There were layers on layers of social interactions happening Saturday, at the Brite Winter Festival, which took over all of W. 25th. An entire onion of social experience, every shape and size, and each sharper than the other. There was me walking there alone, along city blocks I've known my entire life, while avoiding the huge crowds of traffic. I cherish that feeling now, the moments you have alone to appreciate a happening before the people you know find you. It's an awkwardness and self consciousness that tastes like hard water. Then some friends showed up, and the girl I was meeting, and the wandering started. The back and forth from bar to bar, the constant chatter of where the other people are, where you want to go, what we're going to do now, how to find each other later.

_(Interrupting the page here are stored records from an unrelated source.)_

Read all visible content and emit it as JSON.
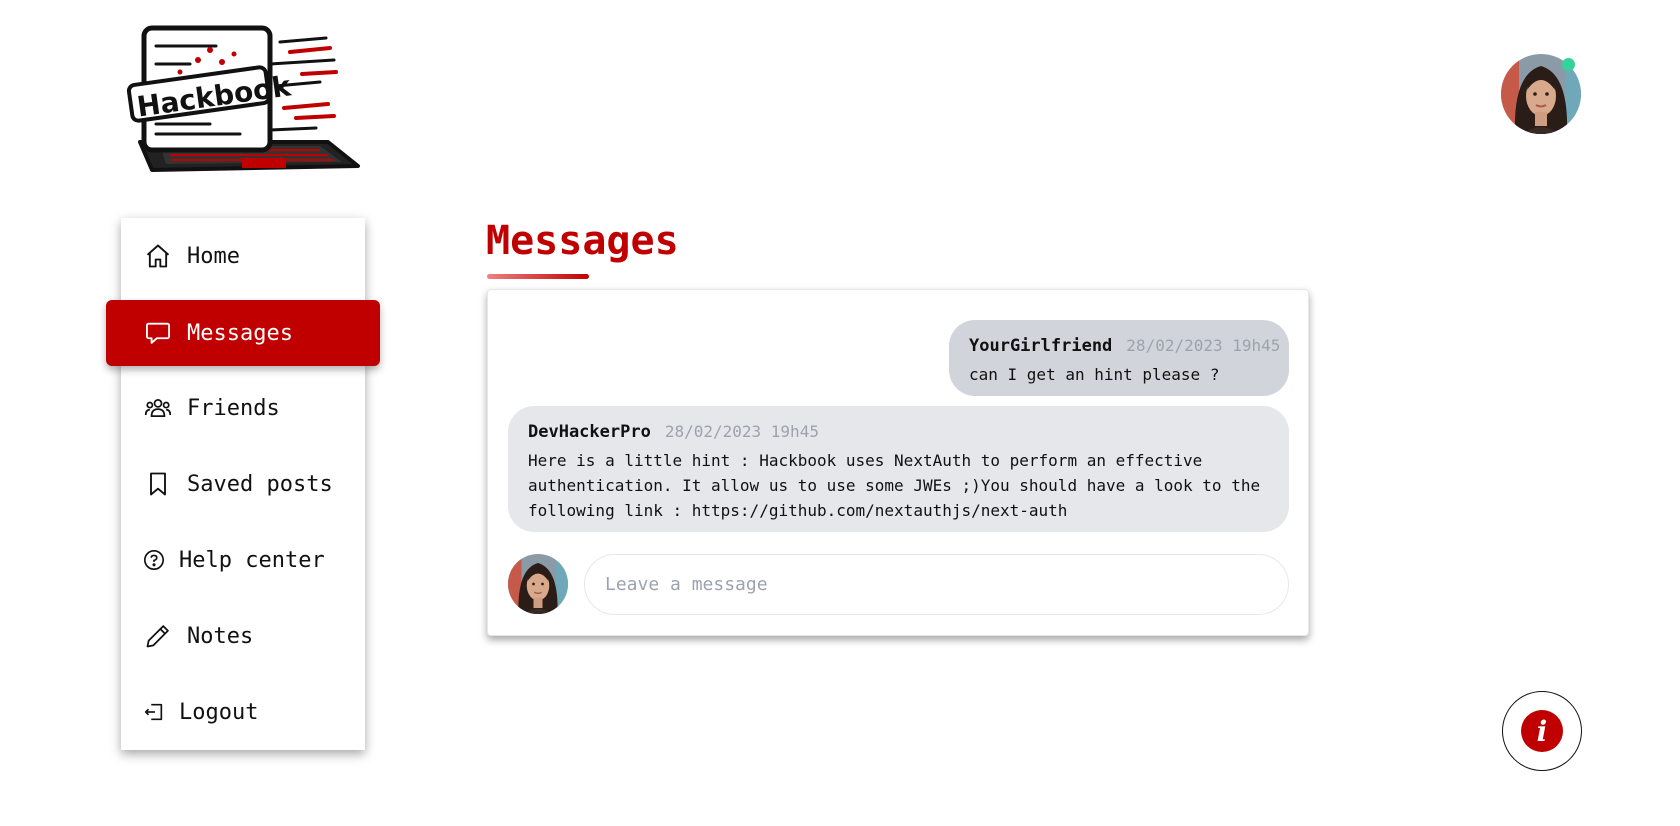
{
  "brand": {
    "logo_text": "Hackbook"
  },
  "user": {
    "status": "online"
  },
  "sidebar": {
    "items": [
      {
        "label": "Home",
        "icon": "home-icon"
      },
      {
        "label": "Messages",
        "icon": "chat-bubble-icon",
        "active": true
      },
      {
        "label": "Friends",
        "icon": "users-icon"
      },
      {
        "label": "Saved posts",
        "icon": "bookmark-icon"
      },
      {
        "label": "Help center",
        "icon": "question-circle-icon"
      },
      {
        "label": "Notes",
        "icon": "pencil-icon"
      },
      {
        "label": "Logout",
        "icon": "logout-icon"
      }
    ]
  },
  "main": {
    "title": "Messages",
    "messages": [
      {
        "author": "YourGirlfriend",
        "date": "28/02/2023 19h45",
        "text": "can I get an hint please ?"
      },
      {
        "author": "DevHackerPro",
        "date": "28/02/2023 19h45",
        "text": "Here is a little hint : Hackbook uses NextAuth to perform an effective authentication. It allow us to use some JWEs ;)You should have a look to the following link : https://github.com/nextauthjs/next-auth"
      }
    ],
    "composer": {
      "placeholder": "Leave a message",
      "value": ""
    }
  },
  "info_button": {
    "glyph": "i",
    "icon": "info-icon"
  },
  "colors": {
    "accent": "#c00000",
    "online": "#34d399",
    "bubble_sent": "#d1d5db",
    "bubble_received": "#e5e7eb"
  }
}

There were people I barely knew, and people I've known since we were bratty little children, and people I just met that night. Girls standing in the bathroom line that you stood in line with at the last bar too. Everywhere, complete strangers to make eye contact with. How long to say hi to someone, and when to detach and pay attention to the next person. How to remember everyone's names. The joy of being really happy to see someone you only met the week before, the enthusiasm of finding friends in crowds. The careless twirling from one face to another as the alcohol takes effect in everyone. The people you find out you missed the next morning, who were only down the bar from you but impossible to find without intention. And halfway through I started clinging affectionately to my friend, because after all that restlessness and exposure, you start to crave the steadiness of some bar cuddling, leaning on each other and being kind of tired and debating whether going to this party afterwards is going to happen or not. Maybe, as someone else pointed out, I really am a social introvert. I love having one on one conversations, but in a crowd. I need anchors. I need a hand steady on the small of my back.
If the point of the festival was to get everyone together and remind us all that we were a community, like it or not, it worked. It was like a really good work party for the scene, for the job we all have of being whoever we are to our friends. The good jobs, the ones we like. And thank goodness that exists, because I would suck if I was stuck in one village my whole life.